Во-вторых, нужно быть готовым психологически. В обычном состоянии на человека так просто не повлияешь. Он целен, он уверен в себе, непробиваем, чужое влияние просто не в силах пробиться к его личности.
Значит, чтобы кто-то или что-то оказало на тебя серьезное влияние, нужно, чтобы тебе что-то в себе не нравилось, чтобы ты был раздосадован собой. Чтобы ты сам себе наскучил. Возможно, чтобы ты даже ненавидел что-то в себе, сражался с этим.
И вот тогда, тогда мы можем испытать чужое влияние, которое становится частью нас самих. Разумеется, такие влияния были и у меня, но, как я и сказал, все привнесенное таким образом становится частью тебя самого.
– Уже неотделимой частью? Как первый опыт?
– Пожалуй. Мой первый опыт состоялся в 12 лет, когда мы с матерью путешествовали в США и она дала мне настоящую камеру, 35 мм. Сейчас мне 62 года. Так что можно сказать, что я снимаю уже 50 лет.
– Раньше вас называли скандальным режиссером, для нынешнего молодого поколения вы кумир, живой классик. Каким вы хотели бы видеть себя в глаза ваших зрителей?
– Это очень трудный вопрос, если учесть, что мой зритель – это я. Каким бы я хотел видеть себя в своих глазах? Чего я требую от себя? Трудновато.
Если серьезно, то я и впрямь снимаю фильмы для себя. Для меня фильм – это способ поднять свое сознание на новый уровень.
Я абсолютно уверен, что все возможные пути нашего развития, все наши телодвижения ведут исключительно к убогости. Куда ни сверни, чем ни займись, ты будешь становиться все более убогим. И с этой собственной внутренней убогостью надо воевать.
Фильмы для меня – даже не оружие, но способ вести эту войну. Инструмент, которым я пользуюсь, чтобы заставить свое сознание расти вместе со мной. Так что я сам свой зритель.
– Стоит ли пытаться предугадать, рассчитать интересы публики в надежде на больший резонанс?
– Я ведь не знаю, чего хотите вы, что хочет человек за соседним столиком. Даже если вы мне скажете: «Я хочу фильм, где девушка будет идти по улице, свернет направо и сорвет цветок», а я сниму, скорее всего, вы скажете: «Нет-нет, все должно было быть совсем не так!»
Глупо пытаться предугадать, сколько людей что хотят увидеть. Я буду смотреть сам себя. В конце концов, я же не с другой планеты упал, я часть этого мира, людей в нем.

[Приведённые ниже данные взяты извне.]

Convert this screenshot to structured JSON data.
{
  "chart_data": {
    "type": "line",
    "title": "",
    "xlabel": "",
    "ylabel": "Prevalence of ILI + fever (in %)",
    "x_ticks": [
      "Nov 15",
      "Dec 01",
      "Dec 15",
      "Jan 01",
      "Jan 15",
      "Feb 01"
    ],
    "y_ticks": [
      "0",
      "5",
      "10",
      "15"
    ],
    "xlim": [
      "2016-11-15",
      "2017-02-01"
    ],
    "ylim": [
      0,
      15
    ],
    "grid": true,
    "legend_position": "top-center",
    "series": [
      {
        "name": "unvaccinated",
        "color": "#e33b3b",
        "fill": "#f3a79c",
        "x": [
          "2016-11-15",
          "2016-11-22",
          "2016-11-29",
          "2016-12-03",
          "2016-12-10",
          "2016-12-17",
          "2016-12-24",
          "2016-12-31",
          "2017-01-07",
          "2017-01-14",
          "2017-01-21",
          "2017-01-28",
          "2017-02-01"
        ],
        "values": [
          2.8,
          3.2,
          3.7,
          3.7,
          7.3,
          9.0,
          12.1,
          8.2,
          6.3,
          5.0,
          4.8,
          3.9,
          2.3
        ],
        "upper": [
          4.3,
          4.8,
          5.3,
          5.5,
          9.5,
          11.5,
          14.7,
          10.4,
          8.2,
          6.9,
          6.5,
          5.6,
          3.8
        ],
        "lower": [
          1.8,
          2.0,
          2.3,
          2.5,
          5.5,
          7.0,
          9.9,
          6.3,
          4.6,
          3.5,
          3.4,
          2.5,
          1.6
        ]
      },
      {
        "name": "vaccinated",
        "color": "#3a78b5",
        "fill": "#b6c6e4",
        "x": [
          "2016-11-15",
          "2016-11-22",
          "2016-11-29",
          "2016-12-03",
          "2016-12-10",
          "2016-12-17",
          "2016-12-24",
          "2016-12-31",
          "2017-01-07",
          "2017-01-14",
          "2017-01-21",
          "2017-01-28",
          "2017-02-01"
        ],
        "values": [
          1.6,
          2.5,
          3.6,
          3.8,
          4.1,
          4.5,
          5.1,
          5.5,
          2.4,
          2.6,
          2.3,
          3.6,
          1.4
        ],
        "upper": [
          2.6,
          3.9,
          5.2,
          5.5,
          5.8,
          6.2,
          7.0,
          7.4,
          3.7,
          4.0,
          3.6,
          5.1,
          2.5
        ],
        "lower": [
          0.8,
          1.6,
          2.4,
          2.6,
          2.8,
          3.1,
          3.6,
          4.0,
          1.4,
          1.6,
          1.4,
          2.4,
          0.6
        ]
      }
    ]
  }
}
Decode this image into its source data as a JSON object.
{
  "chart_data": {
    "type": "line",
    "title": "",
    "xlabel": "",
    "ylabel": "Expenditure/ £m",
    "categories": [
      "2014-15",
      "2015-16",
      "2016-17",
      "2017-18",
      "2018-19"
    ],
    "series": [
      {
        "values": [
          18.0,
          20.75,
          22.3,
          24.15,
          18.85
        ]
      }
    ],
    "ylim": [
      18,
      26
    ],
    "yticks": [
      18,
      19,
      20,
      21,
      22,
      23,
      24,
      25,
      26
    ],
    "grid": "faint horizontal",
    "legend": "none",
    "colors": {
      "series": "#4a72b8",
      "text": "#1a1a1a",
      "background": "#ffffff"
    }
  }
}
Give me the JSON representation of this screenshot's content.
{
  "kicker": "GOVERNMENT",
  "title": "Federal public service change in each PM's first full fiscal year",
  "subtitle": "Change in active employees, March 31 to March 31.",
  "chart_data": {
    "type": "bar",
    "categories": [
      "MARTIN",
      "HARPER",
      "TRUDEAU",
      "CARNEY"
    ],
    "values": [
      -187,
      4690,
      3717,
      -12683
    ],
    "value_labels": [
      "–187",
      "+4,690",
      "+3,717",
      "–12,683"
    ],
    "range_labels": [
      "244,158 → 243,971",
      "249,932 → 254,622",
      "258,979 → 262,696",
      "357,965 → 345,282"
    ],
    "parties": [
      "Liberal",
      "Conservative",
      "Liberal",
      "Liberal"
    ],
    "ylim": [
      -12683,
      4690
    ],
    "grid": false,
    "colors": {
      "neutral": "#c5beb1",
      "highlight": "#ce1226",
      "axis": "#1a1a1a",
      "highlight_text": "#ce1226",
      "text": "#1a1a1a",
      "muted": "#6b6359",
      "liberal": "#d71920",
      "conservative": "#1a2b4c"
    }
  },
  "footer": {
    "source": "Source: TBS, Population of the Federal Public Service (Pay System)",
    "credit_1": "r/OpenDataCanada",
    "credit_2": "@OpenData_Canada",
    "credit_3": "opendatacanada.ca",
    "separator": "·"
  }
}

Как бы сильно я ни отличался от других, все же не настолько сильно, чтобы избежать пересечения с кем-то. Так что рано или поздно придет второй человек и сядет смотреть фильм вместе со мной. А потом появится и третий, и четвертый. И вот уже тенденция.
Другое дело, что общая культура потребления сейчас довольно низкая, это везде такая проблема, но от твоих усилий как режиссера тут ничего не зависит.
Я знаю, что для меня очень важно внутреннее культурное усилие. Ведь без этого общего культурного пространства, без усилия зрителя культура не может существовать.
Вот мы говорили о Маяковском или Хлебникове. Они ездили на заводы и фабрики, читали там свои стихи рабочим, и, что бы критики ни говорили о сложности их стихов, люди их понимали.
И это очень важно, что поэзия была им близка.
– Сейчас количество читателей Хлебникова среди обычных россиян, не имеющих отношения к литературе, стремится к минимальному.
– Общий уровень, увы... А с другой стороны, может, и не стоит расстраиваться. Может, и к лучшему: отложить всю эту великую русскую культуру до лучших времен, чтобы ее пока не трогали, не поломали чего-нибудь, не изгадили.